Modelling wise, I ran financials on both 15 and 30-years terms and used a variety of loan amounts as well as monthly contributions. The impact metric was the balance at the end of the term after a range of monthly payments were made.

 

Balance after 15 years at six per cent interest

Loan amount
Payment amount £30,000 £60,000 £100,000 £150,000
£0 £71,896 £143,793 £239,655 £359,483
£10 £69,027 £140,924 £236,786 £356,614
£50 £57,551 £129,447 £225,310 £345,138
£100 £43,205 £115,102 £210,964 £330,792
£200 £86,411 £182,273 £302,101

 

Balance after 30 years at six per cent interest

Loan amount
Payment amount £30,000 £60,000 £100,000 £150,000
£0 £172,304 £344,609 £574,349 £861,523
£10 £162,559 £334,864 £564,603 £851,778
£50 £123,579 £295,883 £525,623 £812,798
£100 £74,853 £247,158 £476,897 £764,072
£200 £149,706 £379,446 £666,621

 

As you can see on a £30,000 mortgage over a 15-year term at a rate of six per cent, a £10 a month contribution reduces the balance outstanding at the end of the term by just under £3,000.

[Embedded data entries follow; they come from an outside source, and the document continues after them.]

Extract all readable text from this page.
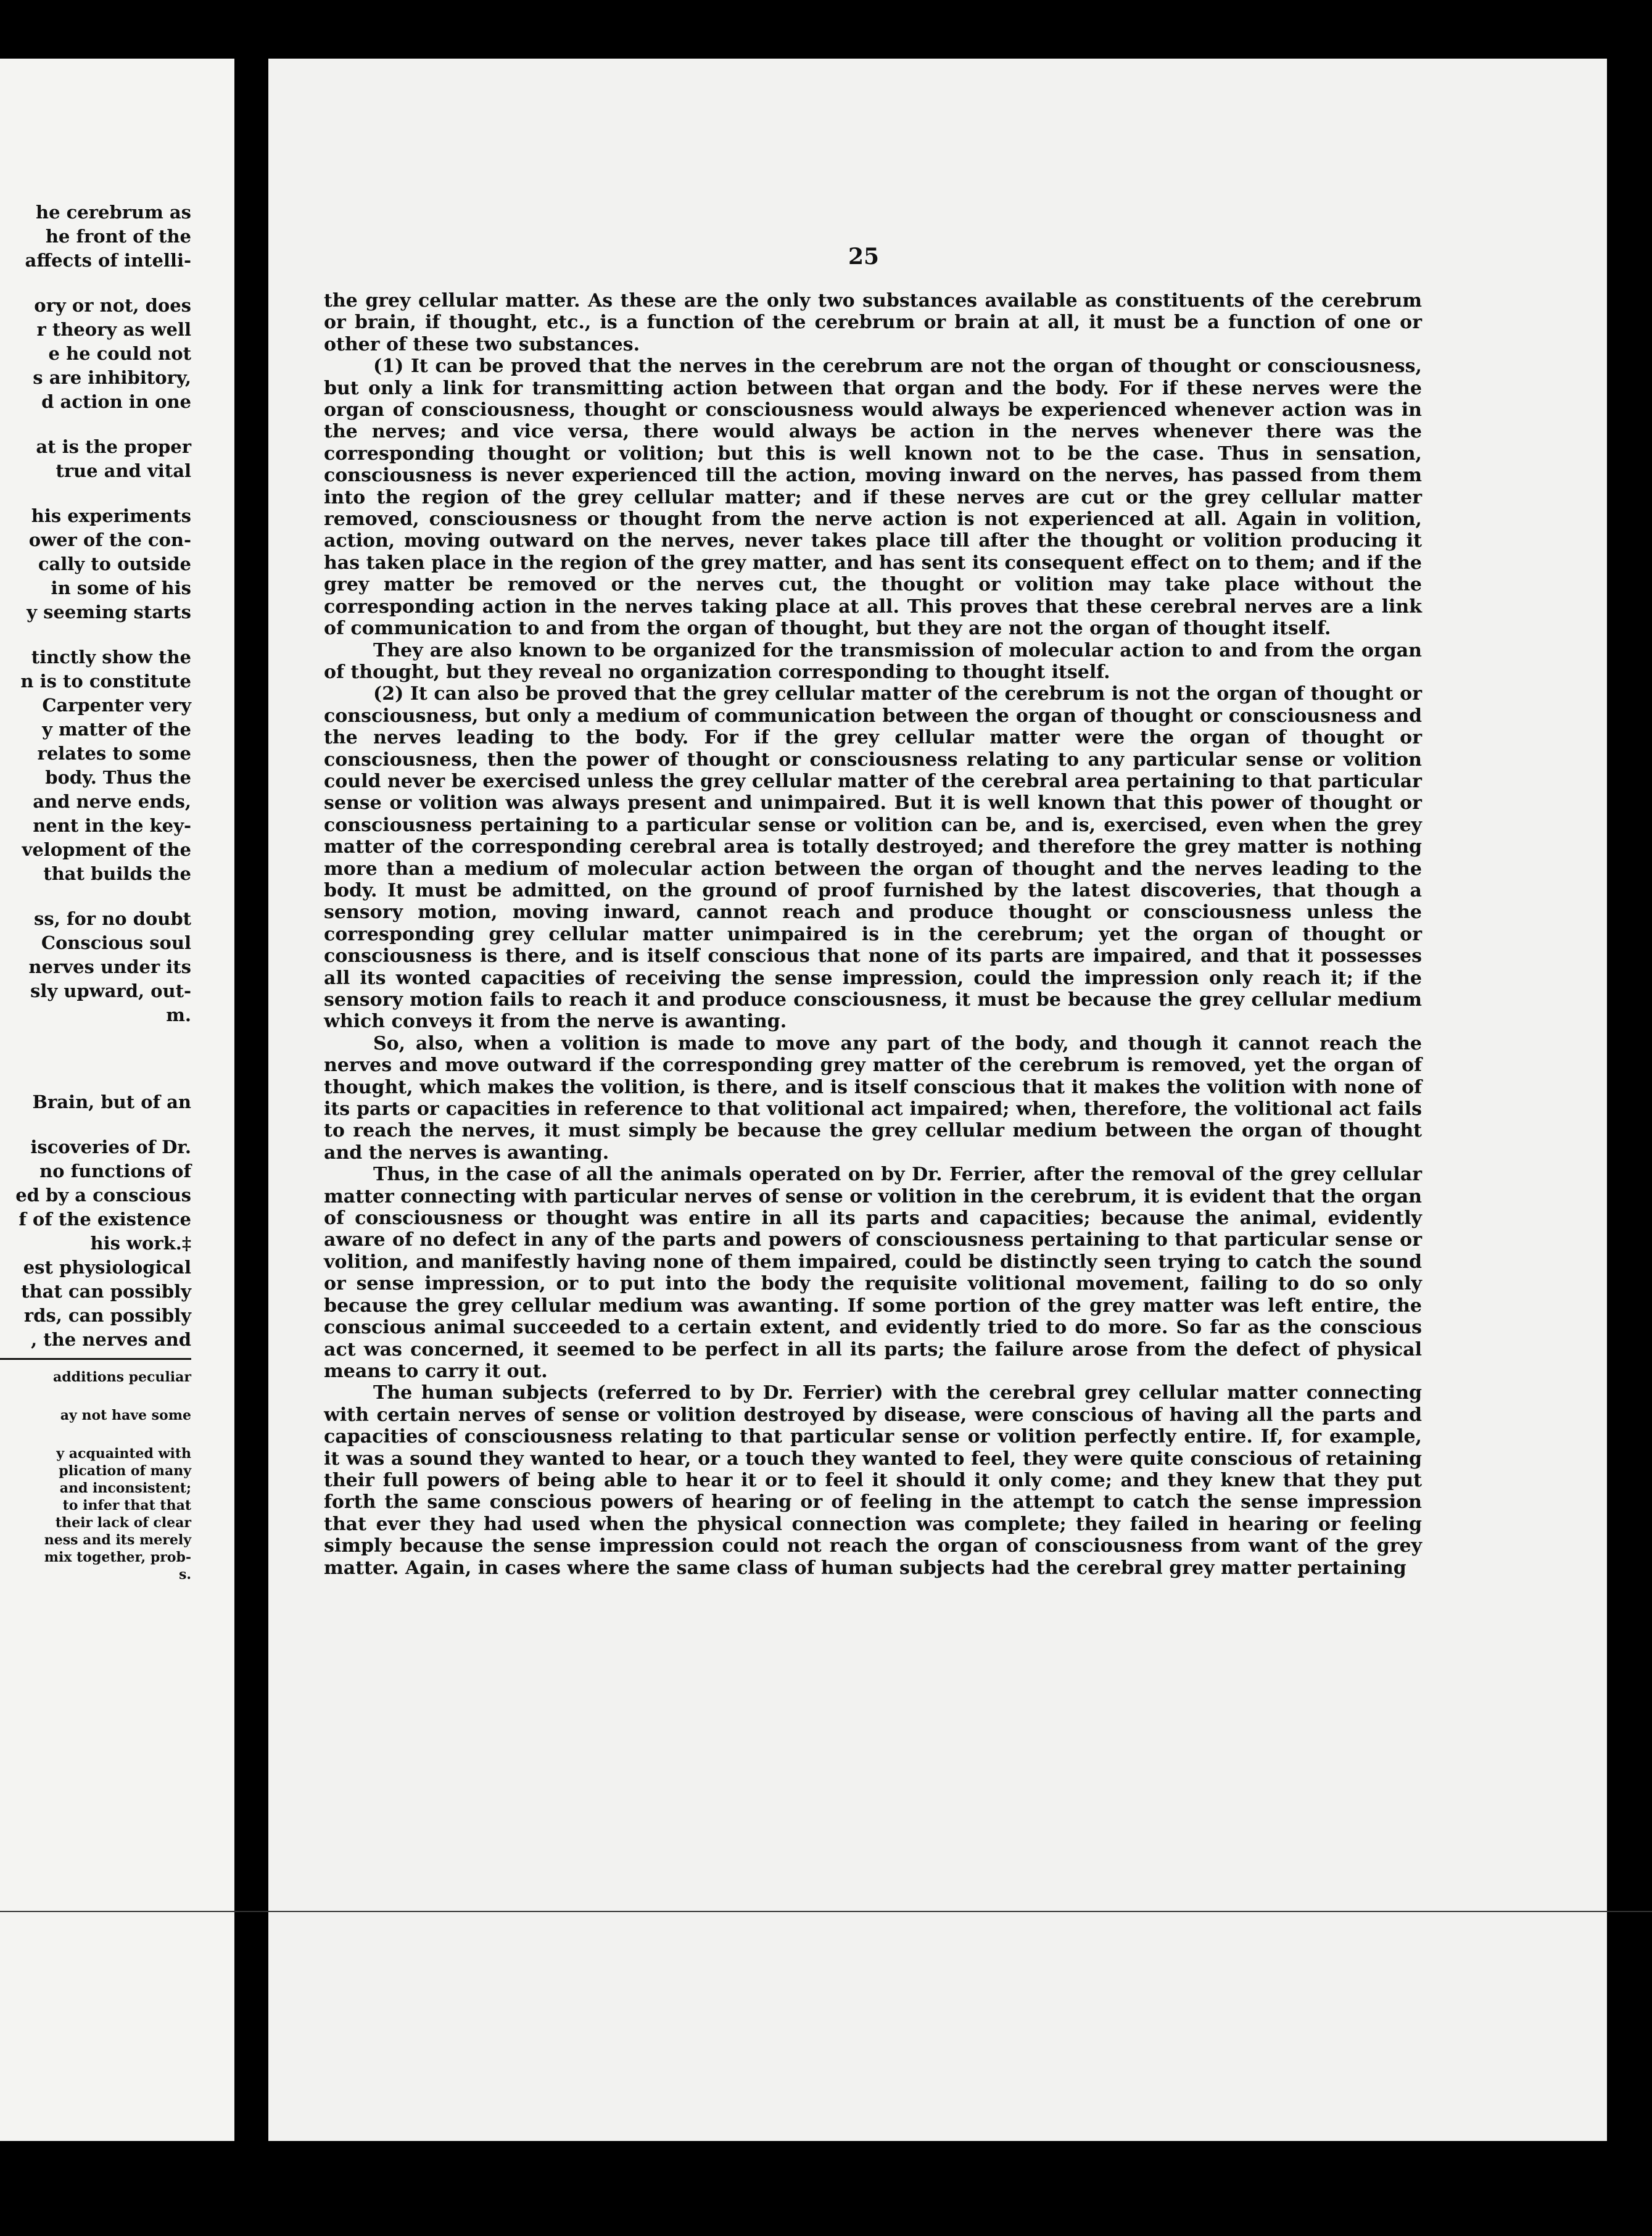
he cerebrum as
he front of the
affects of intelli-
ory or not, does
r theory as well
e he could not
s are inhibitory,
d action in one
at is the proper
true and vital
his experiments
ower of the con-
cally to outside
in some of his
y seeming starts
tinctly show the
n is to constitute
Carpenter very
y matter of the
relates to some
body. Thus the
and nerve ends,
nent in the key-
velopment of the
that builds the
ss, for no doubt
Conscious soul
nerves under its
sly upward, out-
m.
Brain, but of an
iscoveries of Dr.
no functions of
ed by a conscious
f of the existence
his work.‡
est physiological
that can possibly
rds, can possibly
, the nerves and
additions peculiar
ay not have some
y acquainted with
plication of many
and inconsistent;
to infer that that
their lack of clear
ness and its merely
mix together, prob-
s.
25

the grey cellular matter. As these are the only two substances available as constituents of the cerebrum or brain, if thought, etc., is a function of the cerebrum or brain at all, it must be a function of one or other of these two substances.

(1) It can be proved that the nerves in the cerebrum are not the organ of thought or consciousness, but only a link for transmitting action between that organ and the body. For if these nerves were the organ of consciousness, thought or consciousness would always be experienced whenever action was in the nerves; and vice versa, there would always be action in the nerves whenever there was the corresponding thought or volition; but this is well known not to be the case. Thus in sensation, consciousness is never experienced till the action, moving inward on the nerves, has passed from them into the region of the grey cellular matter; and if these nerves are cut or the grey cellular matter removed, consciousness or thought from the nerve action is not experienced at all. Again in volition, action, moving outward on the nerves, never takes place till after the thought or volition producing it has taken place in the region of the grey matter, and has sent its consequent effect on to them; and if the grey matter be removed or the nerves cut, the thought or volition may take place without the corresponding action in the nerves taking place at all. This proves that these cerebral nerves are a link of communication to and from the organ of thought, but they are not the organ of thought itself.

They are also known to be organized for the transmission of molecular action to and from the organ of thought, but they reveal no organization corresponding to thought itself.

(2) It can also be proved that the grey cellular matter of the cerebrum is not the organ of thought or consciousness, but only a medium of communication between the organ of thought or consciousness and the nerves leading to the body. For if the grey cellular matter were the organ of thought or consciousness, then the power of thought or consciousness relating to any particular sense or volition could never be exercised unless the grey cellular matter of the cerebral area pertaining to that particular sense or volition was always present and unimpaired. But it is well known that this power of thought or consciousness pertaining to a particular sense or volition can be, and is, exercised, even when the grey matter of the corresponding cerebral area is totally destroyed; and therefore the grey matter is nothing more than a medium of molecular action between the organ of thought and the nerves leading to the body. It must be admitted, on the ground of proof furnished by the latest discoveries, that though a sensory motion, moving inward, cannot reach and produce thought or consciousness unless the corresponding grey cellular matter unimpaired is in the cerebrum; yet the organ of thought or consciousness is there, and is itself conscious that none of its parts are impaired, and that it possesses all its wonted capacities of receiving the sense impression, could the impression only reach it; if the sensory motion fails to reach it and produce consciousness, it must be because the grey cellular medium which conveys it from the nerve is awanting.

So, also, when a volition is made to move any part of the body, and though it cannot reach the nerves and move outward if the corresponding grey matter of the cerebrum is removed, yet the organ of thought, which makes the volition, is there, and is itself conscious that it makes the volition with none of its parts or capacities in reference to that volitional act impaired; when, therefore, the volitional act fails to reach the nerves, it must simply be because the grey cellular medium between the organ of thought and the nerves is awanting.

Thus, in the case of all the animals operated on by Dr. Ferrier, after the removal of the grey cellular matter connecting with particular nerves of sense or volition in the cerebrum, it is evident that the organ of consciousness or thought was entire in all its parts and capacities; because the animal, evidently aware of no defect in any of the parts and powers of consciousness pertaining to that particular sense or volition, and manifestly having none of them impaired, could be distinctly seen trying to catch the sound or sense impression, or to put into the body the requisite volitional movement, failing to do so only because the grey cellular medium was awanting. If some portion of the grey matter was left entire, the conscious animal succeeded to a certain extent, and evidently tried to do more. So far as the conscious act was concerned, it seemed to be perfect in all its parts; the failure arose from the defect of physical means to carry it out.

The human subjects (referred to by Dr. Ferrier) with the cerebral grey cellular matter connecting with certain nerves of sense or volition destroyed by disease, were conscious of having all the parts and capacities of consciousness relating to that particular sense or volition perfectly entire. If, for example, it was a sound they wanted to hear, or a touch they wanted to feel, they were quite conscious of retaining their full powers of being able to hear it or to feel it should it only come; and they knew that they put forth the same conscious powers of hearing or of feeling in the attempt to catch the sense impression that ever they had used when the physical connection was complete; they failed in hearing or feeling simply because the sense impression could not reach the organ of consciousness from want of the grey matter. Again, in cases where the same class of human subjects had the cerebral grey matter pertaining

If that term (life expectancy) extends to 30 years, then that same £10 a month reduces the end of term balance by circa £10,000.

If no payments are made the £30,000 becomes £71,896 after 15 years and £172,304 after 30.

If the borrowing increase to £150,000 – still at six per cent – and the payments to £200, then the balance at the end of the term reduces by £60,000 if the customer survives for 15 years and by circa £200,000 if they survive for 30.

If no payments are made the £150,000 at the end of 15 years becomes £359,483 and after 30 years, £861,523.

Clearly, it will be for individual firms to decide if they think affordability assessments should be completed on all equity release cases. And of course, even if affordability is assessed, the borrower can still decide not to make payments.

However, if cases have completed without payments being recommended and/or affordability properly assessed then the defence in later years as to why no payment was recommended might be a difficult one given the obvious financial advantage of making them – the consumer is paying for advice after all.